Coding an user-friendly and functional website from scratch is only attractive in a very few cases. It takes a lot of time and resources. Therefore, most organizations use a CMS.
There are over 100 different CMSs to choose from and they come in many shades. From small free drag-n-drop solutions ideal to showcase your cat or your recipe for almond flour muffins with oatmeal to huge all-in-one complete 360° omnichannel-marketing enterprise e-commerce CMSs that handle your 30,000 products, hundreds of thousands of visitors and which trace even the smallest movement your visitors make.
The natural question is “which CMS should I choose?”
This is the question that we will try to help you answer in this brief analysis.

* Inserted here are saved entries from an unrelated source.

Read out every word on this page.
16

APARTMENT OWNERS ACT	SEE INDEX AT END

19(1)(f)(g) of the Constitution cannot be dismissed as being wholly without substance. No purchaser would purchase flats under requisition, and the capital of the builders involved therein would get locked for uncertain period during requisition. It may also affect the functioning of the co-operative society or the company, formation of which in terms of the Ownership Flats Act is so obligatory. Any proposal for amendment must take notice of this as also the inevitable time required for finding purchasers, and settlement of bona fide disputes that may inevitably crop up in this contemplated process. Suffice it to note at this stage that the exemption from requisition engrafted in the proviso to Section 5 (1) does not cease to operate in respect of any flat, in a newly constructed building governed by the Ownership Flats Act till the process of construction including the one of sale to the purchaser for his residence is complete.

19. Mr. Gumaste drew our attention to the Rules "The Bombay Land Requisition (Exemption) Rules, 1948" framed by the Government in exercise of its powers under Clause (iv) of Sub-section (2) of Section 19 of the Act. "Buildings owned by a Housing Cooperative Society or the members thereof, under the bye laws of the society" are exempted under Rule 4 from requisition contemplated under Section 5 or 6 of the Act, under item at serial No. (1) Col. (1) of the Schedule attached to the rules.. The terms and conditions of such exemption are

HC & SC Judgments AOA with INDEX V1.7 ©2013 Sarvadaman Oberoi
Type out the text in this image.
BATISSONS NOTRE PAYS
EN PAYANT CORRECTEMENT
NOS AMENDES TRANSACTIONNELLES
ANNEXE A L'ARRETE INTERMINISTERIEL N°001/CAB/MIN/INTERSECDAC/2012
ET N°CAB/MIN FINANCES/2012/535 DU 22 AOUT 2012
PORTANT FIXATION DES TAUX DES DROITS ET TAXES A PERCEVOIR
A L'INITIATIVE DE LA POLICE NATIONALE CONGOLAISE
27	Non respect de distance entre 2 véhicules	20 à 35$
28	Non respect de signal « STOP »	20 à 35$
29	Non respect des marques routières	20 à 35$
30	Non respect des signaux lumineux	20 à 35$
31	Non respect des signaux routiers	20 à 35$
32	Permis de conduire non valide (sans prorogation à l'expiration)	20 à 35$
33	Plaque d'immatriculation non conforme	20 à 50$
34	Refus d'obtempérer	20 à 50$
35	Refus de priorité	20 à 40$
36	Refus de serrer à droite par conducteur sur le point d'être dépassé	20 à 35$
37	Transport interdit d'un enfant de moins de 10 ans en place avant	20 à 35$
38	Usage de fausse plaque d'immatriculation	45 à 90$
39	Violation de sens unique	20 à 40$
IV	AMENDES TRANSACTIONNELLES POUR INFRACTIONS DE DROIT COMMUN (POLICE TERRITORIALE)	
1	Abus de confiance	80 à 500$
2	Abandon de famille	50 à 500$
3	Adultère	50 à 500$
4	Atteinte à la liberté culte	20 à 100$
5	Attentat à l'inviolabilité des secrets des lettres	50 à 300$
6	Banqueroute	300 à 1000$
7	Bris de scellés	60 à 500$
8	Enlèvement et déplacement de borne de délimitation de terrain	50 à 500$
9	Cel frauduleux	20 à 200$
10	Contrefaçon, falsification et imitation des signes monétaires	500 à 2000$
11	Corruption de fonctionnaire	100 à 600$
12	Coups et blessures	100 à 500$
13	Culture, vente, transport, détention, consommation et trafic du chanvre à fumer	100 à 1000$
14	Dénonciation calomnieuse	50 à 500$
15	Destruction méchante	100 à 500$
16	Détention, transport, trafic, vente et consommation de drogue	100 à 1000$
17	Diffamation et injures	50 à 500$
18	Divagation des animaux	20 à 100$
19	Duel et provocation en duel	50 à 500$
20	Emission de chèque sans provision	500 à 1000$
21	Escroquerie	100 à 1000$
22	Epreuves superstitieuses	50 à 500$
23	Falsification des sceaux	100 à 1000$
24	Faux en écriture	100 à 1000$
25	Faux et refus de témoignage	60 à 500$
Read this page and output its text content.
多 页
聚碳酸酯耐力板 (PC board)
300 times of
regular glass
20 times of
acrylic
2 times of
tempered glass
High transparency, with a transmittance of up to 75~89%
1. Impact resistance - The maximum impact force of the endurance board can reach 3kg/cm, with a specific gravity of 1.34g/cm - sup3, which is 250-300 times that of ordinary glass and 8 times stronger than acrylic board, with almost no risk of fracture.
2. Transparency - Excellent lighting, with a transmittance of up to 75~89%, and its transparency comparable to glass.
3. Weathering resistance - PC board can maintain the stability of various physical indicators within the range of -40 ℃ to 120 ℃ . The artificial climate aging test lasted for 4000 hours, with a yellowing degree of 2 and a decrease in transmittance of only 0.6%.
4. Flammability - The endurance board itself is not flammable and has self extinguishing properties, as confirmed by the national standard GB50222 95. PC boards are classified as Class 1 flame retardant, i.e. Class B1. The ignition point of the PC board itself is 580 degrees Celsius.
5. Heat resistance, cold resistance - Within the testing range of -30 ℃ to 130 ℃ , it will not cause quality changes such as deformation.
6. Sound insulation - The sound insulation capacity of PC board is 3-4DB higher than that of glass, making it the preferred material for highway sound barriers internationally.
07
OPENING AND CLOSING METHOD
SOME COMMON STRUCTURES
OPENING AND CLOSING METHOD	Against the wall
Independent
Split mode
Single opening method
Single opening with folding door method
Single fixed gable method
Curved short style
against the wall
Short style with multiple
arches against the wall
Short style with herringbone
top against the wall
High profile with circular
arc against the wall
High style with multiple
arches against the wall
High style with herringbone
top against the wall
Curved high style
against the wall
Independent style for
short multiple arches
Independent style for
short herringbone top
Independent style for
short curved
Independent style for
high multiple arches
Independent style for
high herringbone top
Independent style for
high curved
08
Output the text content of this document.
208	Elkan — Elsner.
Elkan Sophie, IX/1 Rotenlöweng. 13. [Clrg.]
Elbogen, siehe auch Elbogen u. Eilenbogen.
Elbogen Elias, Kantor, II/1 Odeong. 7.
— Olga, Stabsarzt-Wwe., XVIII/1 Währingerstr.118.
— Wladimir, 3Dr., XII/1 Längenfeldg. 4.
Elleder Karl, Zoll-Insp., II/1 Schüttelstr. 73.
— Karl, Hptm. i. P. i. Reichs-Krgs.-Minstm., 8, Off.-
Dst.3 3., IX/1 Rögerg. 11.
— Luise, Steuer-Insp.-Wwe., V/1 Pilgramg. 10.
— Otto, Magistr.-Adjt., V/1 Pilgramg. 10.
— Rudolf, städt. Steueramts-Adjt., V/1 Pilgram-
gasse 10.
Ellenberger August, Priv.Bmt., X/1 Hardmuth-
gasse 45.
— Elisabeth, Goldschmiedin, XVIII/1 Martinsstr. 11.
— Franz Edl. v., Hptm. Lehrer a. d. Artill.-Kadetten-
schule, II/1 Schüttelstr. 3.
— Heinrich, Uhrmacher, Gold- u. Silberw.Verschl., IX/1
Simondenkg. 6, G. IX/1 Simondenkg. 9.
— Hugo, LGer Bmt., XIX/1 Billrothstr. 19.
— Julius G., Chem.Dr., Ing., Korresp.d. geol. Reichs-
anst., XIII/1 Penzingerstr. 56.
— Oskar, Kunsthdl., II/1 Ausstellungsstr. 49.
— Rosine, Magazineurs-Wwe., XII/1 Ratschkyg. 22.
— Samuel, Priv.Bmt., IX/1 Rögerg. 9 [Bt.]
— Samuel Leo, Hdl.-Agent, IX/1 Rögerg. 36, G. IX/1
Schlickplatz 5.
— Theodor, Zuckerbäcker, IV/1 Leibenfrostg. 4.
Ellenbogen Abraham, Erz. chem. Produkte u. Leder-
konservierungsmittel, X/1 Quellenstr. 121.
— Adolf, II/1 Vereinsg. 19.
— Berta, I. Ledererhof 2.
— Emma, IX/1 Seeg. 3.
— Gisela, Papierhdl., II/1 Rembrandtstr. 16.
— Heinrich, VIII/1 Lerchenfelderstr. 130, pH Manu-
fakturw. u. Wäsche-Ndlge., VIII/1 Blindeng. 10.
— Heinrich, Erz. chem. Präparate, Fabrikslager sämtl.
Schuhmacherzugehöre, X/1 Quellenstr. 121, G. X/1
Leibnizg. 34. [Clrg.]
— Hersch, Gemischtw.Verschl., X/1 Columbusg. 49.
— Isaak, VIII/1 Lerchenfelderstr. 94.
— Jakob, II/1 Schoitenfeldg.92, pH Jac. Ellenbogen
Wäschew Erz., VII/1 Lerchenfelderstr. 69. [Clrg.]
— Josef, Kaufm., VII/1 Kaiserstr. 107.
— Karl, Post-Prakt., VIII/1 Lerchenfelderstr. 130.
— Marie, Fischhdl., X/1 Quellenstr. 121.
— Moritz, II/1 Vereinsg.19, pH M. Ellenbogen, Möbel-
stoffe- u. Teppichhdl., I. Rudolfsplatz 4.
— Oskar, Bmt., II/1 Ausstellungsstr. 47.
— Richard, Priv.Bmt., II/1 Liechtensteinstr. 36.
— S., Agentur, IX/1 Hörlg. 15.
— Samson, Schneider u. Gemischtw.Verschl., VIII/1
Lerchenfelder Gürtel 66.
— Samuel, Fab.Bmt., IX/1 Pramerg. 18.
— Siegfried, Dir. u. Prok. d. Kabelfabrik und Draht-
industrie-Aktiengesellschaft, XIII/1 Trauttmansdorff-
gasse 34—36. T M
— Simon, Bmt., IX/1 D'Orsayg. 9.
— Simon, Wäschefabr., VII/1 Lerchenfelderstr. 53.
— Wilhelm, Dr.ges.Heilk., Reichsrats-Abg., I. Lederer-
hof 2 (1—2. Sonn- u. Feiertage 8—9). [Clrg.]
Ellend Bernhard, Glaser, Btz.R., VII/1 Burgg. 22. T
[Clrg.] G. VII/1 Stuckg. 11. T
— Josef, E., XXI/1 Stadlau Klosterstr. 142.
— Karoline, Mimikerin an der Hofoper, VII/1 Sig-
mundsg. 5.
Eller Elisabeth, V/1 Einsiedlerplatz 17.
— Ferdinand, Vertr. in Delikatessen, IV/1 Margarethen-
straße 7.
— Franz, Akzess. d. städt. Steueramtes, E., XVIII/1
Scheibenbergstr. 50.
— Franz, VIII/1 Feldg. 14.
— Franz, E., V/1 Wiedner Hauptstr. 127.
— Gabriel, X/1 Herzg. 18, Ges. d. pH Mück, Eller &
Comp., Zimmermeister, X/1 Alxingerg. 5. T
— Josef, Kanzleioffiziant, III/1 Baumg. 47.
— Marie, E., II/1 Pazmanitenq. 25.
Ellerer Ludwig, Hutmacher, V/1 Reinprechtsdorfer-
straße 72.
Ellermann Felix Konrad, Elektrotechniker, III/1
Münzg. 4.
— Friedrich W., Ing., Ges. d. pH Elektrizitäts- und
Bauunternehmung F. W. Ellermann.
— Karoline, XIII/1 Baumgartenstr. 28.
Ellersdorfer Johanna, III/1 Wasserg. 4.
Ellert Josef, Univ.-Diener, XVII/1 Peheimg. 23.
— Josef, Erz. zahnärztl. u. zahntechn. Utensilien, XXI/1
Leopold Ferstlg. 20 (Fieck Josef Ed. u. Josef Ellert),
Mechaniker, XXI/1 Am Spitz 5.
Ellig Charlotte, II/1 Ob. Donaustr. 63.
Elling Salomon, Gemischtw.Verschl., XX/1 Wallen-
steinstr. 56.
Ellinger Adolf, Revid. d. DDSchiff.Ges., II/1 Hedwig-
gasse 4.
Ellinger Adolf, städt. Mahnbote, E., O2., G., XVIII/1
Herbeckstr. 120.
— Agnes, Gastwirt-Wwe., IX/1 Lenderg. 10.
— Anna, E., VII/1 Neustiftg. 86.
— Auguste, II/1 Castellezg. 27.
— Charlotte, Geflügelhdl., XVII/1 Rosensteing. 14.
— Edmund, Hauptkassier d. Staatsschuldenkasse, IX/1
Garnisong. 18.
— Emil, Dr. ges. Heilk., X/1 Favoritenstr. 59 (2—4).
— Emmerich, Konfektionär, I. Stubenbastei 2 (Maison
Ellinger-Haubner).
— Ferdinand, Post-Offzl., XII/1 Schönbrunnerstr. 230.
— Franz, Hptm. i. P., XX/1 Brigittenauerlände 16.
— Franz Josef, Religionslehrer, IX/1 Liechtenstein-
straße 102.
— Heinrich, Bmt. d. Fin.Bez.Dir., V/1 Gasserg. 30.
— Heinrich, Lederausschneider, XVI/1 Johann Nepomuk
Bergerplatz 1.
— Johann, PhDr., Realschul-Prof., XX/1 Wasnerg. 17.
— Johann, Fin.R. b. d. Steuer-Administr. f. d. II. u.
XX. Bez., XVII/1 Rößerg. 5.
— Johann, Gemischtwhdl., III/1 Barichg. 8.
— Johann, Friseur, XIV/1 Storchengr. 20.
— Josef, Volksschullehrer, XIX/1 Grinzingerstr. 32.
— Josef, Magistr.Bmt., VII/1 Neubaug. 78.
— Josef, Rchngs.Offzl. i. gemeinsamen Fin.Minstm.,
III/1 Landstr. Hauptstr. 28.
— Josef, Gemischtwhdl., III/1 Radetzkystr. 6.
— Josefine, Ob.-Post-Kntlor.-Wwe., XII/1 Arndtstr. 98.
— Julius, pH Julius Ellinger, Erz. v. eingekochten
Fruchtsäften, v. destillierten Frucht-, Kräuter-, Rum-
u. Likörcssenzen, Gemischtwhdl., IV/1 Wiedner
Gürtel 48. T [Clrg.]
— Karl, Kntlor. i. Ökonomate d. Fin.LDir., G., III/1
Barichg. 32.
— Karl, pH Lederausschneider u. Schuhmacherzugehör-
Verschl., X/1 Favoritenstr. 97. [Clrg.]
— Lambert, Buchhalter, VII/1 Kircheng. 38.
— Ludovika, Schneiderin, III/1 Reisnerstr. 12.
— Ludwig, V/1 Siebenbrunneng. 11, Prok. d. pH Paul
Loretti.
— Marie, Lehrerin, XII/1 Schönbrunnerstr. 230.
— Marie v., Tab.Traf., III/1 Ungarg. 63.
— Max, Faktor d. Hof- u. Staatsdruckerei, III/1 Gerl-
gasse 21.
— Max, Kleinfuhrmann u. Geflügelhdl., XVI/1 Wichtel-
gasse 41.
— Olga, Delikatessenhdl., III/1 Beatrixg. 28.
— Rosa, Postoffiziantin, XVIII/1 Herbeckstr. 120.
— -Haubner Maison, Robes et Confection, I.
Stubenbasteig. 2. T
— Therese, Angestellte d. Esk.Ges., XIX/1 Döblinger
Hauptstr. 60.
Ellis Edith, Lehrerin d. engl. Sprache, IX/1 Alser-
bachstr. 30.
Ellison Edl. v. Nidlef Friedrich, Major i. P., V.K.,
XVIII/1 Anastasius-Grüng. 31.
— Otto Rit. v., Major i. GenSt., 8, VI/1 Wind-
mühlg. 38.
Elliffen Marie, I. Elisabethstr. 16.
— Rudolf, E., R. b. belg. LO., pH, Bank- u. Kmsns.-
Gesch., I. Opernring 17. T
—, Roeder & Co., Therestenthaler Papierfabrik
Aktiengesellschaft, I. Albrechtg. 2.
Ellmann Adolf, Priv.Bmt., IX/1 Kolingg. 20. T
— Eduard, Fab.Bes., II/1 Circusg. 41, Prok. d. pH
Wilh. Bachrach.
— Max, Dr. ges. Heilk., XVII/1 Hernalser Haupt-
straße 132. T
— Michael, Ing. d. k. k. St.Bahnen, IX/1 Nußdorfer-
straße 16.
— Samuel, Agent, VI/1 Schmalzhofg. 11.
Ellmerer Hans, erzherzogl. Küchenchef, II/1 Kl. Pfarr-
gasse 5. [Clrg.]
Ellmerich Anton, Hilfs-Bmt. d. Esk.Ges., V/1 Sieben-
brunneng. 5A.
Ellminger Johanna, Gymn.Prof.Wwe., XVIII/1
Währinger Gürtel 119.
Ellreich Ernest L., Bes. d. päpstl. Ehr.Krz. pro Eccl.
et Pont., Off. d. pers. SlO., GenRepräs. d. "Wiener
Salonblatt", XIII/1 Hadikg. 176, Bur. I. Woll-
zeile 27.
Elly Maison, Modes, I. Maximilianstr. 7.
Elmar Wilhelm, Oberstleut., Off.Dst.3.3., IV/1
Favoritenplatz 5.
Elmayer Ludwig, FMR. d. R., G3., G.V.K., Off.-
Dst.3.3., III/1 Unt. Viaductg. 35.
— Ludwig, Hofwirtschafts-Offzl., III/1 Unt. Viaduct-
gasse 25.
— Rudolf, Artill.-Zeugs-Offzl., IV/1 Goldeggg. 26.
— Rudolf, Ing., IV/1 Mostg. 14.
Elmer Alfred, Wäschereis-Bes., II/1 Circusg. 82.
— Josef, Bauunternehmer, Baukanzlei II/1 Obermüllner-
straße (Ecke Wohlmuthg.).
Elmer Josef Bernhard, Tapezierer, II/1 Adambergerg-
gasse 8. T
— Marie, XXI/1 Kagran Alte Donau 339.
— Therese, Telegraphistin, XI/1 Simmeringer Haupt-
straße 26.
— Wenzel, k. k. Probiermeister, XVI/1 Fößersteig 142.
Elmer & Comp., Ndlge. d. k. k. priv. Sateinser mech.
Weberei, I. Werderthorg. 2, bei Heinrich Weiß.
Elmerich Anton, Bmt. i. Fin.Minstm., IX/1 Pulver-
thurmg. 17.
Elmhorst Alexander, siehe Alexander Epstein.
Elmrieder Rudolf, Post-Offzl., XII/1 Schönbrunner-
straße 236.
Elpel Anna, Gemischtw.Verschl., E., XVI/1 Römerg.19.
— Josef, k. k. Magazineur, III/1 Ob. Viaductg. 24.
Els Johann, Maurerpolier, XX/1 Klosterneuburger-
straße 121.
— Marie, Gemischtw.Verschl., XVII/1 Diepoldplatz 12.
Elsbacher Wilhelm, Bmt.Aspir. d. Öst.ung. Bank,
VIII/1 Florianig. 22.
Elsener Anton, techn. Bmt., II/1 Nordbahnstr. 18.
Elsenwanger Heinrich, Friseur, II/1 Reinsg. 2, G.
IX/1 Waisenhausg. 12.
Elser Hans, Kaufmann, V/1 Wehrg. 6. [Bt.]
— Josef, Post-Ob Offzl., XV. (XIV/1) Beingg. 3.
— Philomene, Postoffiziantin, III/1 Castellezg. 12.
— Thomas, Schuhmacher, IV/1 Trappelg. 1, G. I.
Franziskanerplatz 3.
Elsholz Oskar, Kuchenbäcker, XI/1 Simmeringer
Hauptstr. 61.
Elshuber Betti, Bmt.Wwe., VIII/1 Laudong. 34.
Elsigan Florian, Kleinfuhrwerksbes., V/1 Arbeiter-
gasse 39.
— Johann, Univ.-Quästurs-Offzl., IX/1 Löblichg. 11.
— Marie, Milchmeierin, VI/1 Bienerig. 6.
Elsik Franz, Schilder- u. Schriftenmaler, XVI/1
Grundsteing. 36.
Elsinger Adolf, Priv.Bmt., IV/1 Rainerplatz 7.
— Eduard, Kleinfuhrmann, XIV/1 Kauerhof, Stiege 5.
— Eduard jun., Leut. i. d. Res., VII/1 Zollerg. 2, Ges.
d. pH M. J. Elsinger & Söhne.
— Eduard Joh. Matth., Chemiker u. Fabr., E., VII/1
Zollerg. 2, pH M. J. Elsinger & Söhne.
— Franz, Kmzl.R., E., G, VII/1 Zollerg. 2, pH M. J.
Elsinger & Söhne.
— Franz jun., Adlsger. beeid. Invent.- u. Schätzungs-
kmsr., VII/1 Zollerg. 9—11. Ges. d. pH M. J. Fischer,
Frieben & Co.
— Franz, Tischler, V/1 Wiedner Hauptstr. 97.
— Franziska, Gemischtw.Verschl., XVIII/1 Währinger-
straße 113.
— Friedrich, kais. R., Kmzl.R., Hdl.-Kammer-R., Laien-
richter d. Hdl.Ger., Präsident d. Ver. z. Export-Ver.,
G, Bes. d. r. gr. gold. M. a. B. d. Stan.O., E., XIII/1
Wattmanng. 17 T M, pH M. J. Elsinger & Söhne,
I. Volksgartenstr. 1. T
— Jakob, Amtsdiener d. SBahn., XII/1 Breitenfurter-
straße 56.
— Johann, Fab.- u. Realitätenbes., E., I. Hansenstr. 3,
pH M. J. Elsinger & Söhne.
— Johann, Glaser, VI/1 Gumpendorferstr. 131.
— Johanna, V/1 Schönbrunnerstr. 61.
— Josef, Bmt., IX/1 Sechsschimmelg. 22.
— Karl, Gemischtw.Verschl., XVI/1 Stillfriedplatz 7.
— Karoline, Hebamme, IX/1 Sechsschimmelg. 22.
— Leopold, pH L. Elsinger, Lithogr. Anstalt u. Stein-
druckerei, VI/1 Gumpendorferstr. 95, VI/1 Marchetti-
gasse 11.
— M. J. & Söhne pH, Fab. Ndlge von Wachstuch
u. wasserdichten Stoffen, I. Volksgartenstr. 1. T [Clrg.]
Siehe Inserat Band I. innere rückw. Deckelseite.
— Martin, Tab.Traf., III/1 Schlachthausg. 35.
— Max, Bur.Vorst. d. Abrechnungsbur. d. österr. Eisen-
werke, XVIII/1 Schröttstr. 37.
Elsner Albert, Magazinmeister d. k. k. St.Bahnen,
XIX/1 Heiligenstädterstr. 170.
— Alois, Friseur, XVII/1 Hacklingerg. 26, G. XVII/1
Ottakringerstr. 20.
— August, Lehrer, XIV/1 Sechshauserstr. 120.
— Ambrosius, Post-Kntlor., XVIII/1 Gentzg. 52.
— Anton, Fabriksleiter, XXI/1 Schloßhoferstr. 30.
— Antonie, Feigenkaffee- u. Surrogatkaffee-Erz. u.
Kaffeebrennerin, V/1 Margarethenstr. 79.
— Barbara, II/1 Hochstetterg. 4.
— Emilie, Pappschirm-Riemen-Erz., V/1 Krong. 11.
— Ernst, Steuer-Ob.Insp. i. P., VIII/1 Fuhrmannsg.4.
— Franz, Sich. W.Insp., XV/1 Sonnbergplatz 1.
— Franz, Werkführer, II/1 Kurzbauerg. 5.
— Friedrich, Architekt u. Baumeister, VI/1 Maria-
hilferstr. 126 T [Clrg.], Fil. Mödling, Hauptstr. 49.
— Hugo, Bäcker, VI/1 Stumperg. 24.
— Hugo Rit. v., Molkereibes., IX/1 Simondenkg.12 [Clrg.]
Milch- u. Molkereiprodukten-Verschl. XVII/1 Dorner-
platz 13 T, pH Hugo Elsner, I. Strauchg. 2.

To help us, especially in the SEO field, we asked the Google Ads experts at Savvy Revenue for help. There are some CMSs that are certainly not SEO friendly, according to Savvy Revenue.
A look at 18 CMSs
Information about CMSs is interesting for a large audience with different needs and different technical levels. We have tried to formulate this white paper so the majority of the readers get something out of it. The most important thing to us is to give an overview from a business perspective, rather than a technical one.
Therefore, we will focus on business goals and cut as much tech talk as possible.
We’re evaluating the CMSs, based on subjects that we find important, as well as the subjects that our clients typically ask about: technical knowledge needed, customizability, scalability, performance, support, security, technologies used and initial cost and the total cost of ownership (TCO).
Technical knowledge needed: The level of skills required to set up and develop the actual website, as well as using the finished website as a content creator or webmaster.
Customizability: The ability to customize your website. Some CMSs are closed-source with only a few designs to choose from, while others let you customize and create every feature as you please and need.
Scalability: The ability of the CMS to scale up as your business grows and still fits your requirements.
Performance: How well the CMS is suited for high traffic websites.
Support: How support and maintenance are handled.
Security: How well the CMS can protect itself against malicious attacks.
Technology: What technology is used on the particular CMS
Cost: Initial cost and the total cost of ownership (TCO).